A New Exhibit at the Shrine Museum Explores the Role of Relics in Faith
As home to the largest sacred relic in New York City, St. Frances Cabrini Shrine greets many devoted visitors who arrive with the intention of drawing closer to Mother Cabrini both physically and spiritually.
We also greet Catholics who wander in not knowing much about Mother Cabrini. Many have never been near relics before, and don’t know what the Church teaches about them. Some feel a bit awkward because they don’t know what they are “supposed” to do.
The Shrine also has many non-Catholic neighbors who are more than a little puzzled by the whole idea of keeping relics on display.
So why do Catholics venerate the relics of saints? Is the practice superstitious, Biblical, a pious tradition, or something else? A new exhibit at the Shrine is designed to clear up confusion and educate curious minds on the fascinating role sacred relics have played in Christian faith over the centuries.
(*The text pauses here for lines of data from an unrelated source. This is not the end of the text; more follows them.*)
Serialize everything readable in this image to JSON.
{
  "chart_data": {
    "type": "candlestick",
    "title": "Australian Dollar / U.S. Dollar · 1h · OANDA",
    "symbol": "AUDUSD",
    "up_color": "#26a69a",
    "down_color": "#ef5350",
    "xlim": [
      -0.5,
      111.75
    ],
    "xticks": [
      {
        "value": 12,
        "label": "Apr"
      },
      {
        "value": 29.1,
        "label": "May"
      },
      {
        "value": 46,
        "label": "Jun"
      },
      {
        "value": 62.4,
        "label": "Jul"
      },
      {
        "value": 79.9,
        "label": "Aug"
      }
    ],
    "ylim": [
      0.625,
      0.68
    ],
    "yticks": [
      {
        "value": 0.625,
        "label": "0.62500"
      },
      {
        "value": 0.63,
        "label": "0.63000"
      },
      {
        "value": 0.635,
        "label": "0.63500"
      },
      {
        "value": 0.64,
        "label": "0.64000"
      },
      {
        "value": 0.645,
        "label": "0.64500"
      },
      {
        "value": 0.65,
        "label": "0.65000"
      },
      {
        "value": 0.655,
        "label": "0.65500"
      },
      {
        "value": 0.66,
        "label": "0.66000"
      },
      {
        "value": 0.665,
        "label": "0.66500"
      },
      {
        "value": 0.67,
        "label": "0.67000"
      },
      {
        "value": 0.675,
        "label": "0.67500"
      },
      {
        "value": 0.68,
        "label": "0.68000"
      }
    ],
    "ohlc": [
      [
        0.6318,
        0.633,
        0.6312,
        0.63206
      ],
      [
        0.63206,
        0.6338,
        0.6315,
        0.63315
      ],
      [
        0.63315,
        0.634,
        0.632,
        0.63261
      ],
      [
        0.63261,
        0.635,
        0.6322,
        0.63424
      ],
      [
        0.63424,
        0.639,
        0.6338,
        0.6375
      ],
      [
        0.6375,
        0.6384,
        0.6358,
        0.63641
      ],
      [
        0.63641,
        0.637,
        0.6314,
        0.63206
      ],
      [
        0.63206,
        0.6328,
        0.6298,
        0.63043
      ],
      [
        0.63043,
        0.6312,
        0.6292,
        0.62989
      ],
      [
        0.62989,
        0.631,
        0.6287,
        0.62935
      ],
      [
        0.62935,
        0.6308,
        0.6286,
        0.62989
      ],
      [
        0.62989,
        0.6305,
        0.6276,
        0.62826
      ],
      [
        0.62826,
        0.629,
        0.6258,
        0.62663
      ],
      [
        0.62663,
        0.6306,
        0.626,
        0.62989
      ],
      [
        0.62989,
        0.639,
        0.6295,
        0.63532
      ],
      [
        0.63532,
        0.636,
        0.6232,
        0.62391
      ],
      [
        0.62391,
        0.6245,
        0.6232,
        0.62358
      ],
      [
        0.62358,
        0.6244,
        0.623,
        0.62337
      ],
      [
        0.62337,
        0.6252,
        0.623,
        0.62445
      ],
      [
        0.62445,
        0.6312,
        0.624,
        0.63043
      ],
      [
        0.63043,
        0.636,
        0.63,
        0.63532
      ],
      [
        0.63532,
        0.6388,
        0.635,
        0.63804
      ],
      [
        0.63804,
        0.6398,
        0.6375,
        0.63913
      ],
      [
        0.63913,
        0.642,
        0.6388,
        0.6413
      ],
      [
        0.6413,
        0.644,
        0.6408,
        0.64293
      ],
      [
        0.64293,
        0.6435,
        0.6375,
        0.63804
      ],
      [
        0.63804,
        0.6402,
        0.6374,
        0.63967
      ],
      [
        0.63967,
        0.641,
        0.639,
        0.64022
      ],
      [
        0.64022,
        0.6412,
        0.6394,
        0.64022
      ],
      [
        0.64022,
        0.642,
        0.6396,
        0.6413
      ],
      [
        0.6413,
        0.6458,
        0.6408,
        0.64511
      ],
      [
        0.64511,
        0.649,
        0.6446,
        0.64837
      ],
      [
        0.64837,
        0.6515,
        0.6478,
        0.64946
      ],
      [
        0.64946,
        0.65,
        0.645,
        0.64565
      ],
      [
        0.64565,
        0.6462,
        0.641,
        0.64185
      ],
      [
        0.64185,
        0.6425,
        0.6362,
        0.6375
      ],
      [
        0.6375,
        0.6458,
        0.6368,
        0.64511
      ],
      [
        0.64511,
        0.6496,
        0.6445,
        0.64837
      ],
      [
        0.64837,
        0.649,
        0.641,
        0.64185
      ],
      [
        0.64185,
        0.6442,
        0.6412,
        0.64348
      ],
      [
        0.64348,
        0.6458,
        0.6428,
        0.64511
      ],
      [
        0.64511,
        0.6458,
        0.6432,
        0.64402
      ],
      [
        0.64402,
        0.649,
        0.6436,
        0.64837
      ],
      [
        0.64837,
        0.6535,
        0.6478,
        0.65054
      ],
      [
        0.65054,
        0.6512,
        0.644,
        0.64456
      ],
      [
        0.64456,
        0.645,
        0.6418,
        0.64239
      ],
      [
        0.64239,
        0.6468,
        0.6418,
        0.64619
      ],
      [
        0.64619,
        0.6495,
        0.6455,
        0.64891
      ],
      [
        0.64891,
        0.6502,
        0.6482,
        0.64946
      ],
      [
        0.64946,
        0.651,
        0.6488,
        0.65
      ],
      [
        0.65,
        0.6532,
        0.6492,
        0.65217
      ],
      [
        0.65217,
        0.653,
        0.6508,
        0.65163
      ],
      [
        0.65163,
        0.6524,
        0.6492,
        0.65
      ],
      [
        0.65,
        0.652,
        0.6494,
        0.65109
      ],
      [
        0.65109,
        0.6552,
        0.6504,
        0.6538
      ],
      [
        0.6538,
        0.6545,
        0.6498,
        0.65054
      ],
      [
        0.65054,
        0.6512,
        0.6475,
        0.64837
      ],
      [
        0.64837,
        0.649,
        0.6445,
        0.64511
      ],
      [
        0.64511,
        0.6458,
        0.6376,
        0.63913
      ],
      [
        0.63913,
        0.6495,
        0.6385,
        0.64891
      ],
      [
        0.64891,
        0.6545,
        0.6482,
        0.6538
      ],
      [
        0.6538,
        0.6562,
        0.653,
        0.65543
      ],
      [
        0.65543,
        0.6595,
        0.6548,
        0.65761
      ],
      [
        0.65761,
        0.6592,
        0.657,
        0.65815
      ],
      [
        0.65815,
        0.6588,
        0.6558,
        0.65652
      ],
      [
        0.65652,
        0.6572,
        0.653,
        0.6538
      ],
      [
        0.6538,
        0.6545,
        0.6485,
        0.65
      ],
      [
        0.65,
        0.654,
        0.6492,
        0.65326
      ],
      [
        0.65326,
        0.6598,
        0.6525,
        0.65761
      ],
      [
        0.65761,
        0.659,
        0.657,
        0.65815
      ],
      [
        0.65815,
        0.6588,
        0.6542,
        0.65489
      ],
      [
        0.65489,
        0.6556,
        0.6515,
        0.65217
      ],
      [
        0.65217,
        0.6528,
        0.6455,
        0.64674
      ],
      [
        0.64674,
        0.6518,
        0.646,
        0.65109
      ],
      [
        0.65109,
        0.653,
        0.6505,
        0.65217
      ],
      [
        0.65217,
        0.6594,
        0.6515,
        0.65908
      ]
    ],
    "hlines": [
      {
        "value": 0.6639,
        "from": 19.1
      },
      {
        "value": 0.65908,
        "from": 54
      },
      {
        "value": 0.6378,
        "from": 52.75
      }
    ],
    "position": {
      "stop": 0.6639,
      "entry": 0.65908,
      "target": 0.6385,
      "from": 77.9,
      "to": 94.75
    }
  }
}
We begin by examining the Biblical roots of the practice, and look at what the Church Fathers had to say about it. From there we delve into how the Catholic Church authenticates relics today. There’s a section on apologetics (do Catholics worship saints? how can you pray to someone who’s dead?), and some fun history on the “translation” of Mother Cabrini to the Shrine.
The centerpiece, however, is more than 20 first-class relics from the collection of the Missionary Sisters of the Sacred Heart of Jesus respectfully presented for public veneration.
We encourage you to stop in to linger and learn. The exhibit will be on display through March 31 in the Shrine’s museum, which is open whenever the Shrine is open.